Chapitre 1. Claire
Le soleil matinal rayonne de son air gai, j’entends un merle chanter à tue-tête et picorer des baies rouges sur le bord de l’allée.
La clochette de la porte tinte.
Je mets un gros sourire sur mes lèvres, prête à accueillir le premier client de la journée.
— Bonjour Claire, me dit Monsieur le Maire.
— Quel bon vent vous amène, lui réponds-je.
— La bonne odeur du pain, pardi !
Un gros rire s'ensuit soulignant la bonne blague.
— D'ailleurs puisque j'y suis, donne-moi la Campagnarde, ajoute-t-il.
Je prends le pain et m'apprête à l'emballer, quand la grosse voix continue.
— Et pas trop cuite, hein ?
Je souris, habituée à ce ton gras de bon vivant.
Je lui tends son pain et je suis surprise de le voir brandir une affiche entre ses mains.
— Tiens c'est pour toi, on est en train de préparer la plus grosse attraction de l'année.
— Qu'est-ce ?
— Une surprise ! lance-t-il dans un clin d'oeil.
Puis sans rien ajouter d'autre, il sort.
Un petit courant d'air frais vient caresser ma joue.
Nous sommes début avril et le soleil perçe à peine.
Je baisse les yeux sur la feuille et je lis
"LA GRANDE FÊTE DU VILLAGE se déroulera la 2e semaine de juin..."
Le reste se perdait dans la description des attractions.
Posant l'affiche, le regard songeur, cette fête me rappelle une autre liée à l'année de mes dix ans. L'odeur du foin coupé, la brise chaude jouant dans mes cheveux, tout me ramenait à ce passé nostalgique.
Le bruit de la porte qui s'ouvre, me rappelle la réalité.
— Bonjour Claire, une baguette s'il vous plaît.
— Oh ! Bonjour Ahmed. Comment allez-vous aujourd'hui ?
— Bien bien, répondit-il, ne laissant pas d'ouverture à la conversation.
Toujours aussi taciturne, pensai-je. Tout en le servant, je le regarde à la dérobée.
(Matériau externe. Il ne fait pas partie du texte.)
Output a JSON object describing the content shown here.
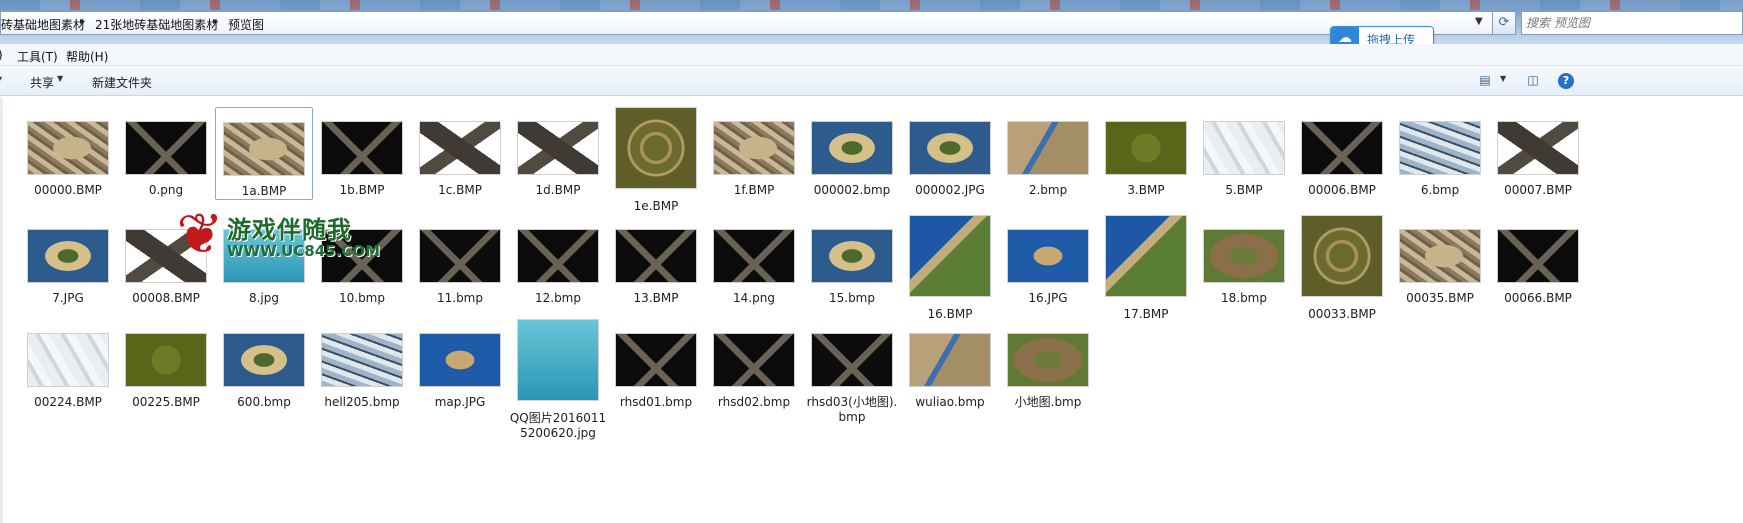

Ses gestes sont brusques comme s'il voulait aller trop vite, pressé de partir pour éviter tout contact et toute discussion.
Je me suis toujours demandé de quoi il vivait, s'il était seul ou s'il avait une famille. Toujours très discret, il ne vient que rarement au café et ne participe guère à la vie du village.
Je veux néanmoins lui tendre une perche.
— Savez-vous qu'une grande fête se prépare ? Voyez, voilà l'affiche.
Je pointe du doigt le titre mais c’est à peine s’il regarde, et dans un grommellement, je l’entends dire un "merci" et sur ce, il part.
"Eh bien, ce ne sera pas aujourd'hui que nous deviendrons de grands amis !" me dis-je.